A brief history of Goldwork
Whilst the history of Goldwork goes way back, its origins are long since lost, with one of the earliest known historical references being found in the Bible (Exodus 28 & 39).
It is widely believed that goldwork embroidery originated in China, with the craft itself spreading across the continents with the silk caravans, to Asia, Persia, India, the Middle East, as well as the ancient civilisations of Assyria, Babylonia and Egypt. It also reached North Africa, Spain, Italy, Western Europe, Great Britain, Scandinavia and latterly North America.
One of the oldest and finest surviving examples of goldwork, are the fragments of stole and maniple of Saint Cuthburt (Durham Cathedral), which were found in his coffin. Stitched between 909 and 916, it shows surface couching of pure gold thread wrapped around a silk core.

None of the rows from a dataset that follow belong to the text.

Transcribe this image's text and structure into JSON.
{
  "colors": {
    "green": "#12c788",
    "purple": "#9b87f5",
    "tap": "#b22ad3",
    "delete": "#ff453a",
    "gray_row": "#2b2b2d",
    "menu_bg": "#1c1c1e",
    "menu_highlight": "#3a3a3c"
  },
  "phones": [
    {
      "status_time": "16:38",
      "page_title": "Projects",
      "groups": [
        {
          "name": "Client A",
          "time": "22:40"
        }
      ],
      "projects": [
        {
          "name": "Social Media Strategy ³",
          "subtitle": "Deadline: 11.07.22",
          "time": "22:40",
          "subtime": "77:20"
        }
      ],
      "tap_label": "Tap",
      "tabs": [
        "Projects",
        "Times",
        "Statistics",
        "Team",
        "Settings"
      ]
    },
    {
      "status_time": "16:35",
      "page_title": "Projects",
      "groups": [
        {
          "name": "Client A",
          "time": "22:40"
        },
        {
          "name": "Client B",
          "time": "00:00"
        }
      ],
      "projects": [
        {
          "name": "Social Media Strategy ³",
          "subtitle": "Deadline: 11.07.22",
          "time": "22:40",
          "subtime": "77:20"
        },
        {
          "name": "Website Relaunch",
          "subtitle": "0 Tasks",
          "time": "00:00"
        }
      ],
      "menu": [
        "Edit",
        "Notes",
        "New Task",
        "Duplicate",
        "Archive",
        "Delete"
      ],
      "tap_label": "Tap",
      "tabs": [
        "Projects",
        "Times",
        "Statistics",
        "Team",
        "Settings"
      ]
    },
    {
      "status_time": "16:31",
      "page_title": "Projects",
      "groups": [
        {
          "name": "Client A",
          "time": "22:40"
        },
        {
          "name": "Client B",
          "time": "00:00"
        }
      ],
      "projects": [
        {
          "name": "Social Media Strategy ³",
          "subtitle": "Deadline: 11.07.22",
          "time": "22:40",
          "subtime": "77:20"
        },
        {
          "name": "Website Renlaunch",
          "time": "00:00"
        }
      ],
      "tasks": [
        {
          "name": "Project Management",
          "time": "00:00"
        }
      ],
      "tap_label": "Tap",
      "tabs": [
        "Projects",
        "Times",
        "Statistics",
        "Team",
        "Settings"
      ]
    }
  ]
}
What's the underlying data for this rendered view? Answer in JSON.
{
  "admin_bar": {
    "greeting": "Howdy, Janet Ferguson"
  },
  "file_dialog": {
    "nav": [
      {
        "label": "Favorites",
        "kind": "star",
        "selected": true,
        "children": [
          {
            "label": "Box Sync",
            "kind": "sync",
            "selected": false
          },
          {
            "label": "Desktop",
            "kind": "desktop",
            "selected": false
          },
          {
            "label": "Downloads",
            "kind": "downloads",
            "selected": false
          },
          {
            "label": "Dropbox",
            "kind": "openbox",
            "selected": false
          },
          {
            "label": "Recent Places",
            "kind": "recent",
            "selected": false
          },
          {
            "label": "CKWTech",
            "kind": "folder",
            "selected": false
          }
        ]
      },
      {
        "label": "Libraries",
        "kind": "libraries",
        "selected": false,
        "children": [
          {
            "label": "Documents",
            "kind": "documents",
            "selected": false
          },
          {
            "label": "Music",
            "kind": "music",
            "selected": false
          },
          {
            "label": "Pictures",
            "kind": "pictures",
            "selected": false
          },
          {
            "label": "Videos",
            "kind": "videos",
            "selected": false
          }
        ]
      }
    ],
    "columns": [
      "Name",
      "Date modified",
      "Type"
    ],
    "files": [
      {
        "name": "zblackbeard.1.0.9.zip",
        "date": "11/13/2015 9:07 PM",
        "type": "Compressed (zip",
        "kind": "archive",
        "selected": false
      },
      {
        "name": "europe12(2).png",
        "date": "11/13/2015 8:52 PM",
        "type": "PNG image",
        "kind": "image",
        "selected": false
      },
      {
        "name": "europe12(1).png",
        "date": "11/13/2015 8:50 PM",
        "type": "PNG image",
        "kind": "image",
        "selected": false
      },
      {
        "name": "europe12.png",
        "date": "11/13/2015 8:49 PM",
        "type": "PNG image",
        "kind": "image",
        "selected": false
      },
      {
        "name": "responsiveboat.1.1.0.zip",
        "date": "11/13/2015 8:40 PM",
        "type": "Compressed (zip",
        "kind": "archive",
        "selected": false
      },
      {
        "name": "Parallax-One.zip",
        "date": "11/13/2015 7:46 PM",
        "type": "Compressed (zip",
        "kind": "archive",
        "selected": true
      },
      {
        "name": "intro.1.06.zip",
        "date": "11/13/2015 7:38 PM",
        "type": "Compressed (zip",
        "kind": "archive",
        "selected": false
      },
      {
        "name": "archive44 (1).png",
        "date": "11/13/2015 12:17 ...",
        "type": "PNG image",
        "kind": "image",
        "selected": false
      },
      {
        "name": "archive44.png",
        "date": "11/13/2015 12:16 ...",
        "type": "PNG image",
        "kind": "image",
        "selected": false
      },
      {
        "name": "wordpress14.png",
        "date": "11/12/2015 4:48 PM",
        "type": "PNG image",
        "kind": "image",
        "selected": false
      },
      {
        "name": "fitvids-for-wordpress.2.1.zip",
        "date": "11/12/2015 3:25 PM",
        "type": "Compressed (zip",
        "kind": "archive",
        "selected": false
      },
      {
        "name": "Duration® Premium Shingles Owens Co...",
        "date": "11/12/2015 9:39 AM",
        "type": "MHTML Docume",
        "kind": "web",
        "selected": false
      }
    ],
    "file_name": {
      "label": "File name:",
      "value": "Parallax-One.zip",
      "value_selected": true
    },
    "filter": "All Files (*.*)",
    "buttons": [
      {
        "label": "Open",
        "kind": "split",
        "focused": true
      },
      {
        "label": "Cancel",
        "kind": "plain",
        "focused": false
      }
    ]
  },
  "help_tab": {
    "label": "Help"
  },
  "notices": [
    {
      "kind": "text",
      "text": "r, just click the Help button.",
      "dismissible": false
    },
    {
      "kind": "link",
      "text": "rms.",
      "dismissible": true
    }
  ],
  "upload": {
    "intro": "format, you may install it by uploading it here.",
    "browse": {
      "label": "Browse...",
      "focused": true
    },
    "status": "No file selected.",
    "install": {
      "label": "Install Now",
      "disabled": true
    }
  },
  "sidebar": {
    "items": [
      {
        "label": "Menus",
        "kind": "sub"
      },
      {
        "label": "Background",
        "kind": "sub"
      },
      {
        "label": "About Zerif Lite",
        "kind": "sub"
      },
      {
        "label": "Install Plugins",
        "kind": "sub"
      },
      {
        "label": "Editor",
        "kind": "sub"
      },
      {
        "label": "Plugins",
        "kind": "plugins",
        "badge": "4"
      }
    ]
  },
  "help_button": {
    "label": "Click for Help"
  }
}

Opus Anglicanum (or English work) stretched from 1050 to 1380 and was at its height between 1250 to 1350 (The Great Period). It was a time where English Embroidery excelled and its reputation extended far beyond England. In Italy and Spain (especially) many fine vestments bear unmistakable evidence of an English origin. Some articles may have originally been offerings to Rome, and redistributed to churches elsewhere. In 1246, Pope Innocent IV reportedly had admired the gold-embroidered vestments suggesting to the abbots of the Cistercian order (in England) his desire to have some gold embroideries sent to him. This indicates that English work was becoming better known on the continent.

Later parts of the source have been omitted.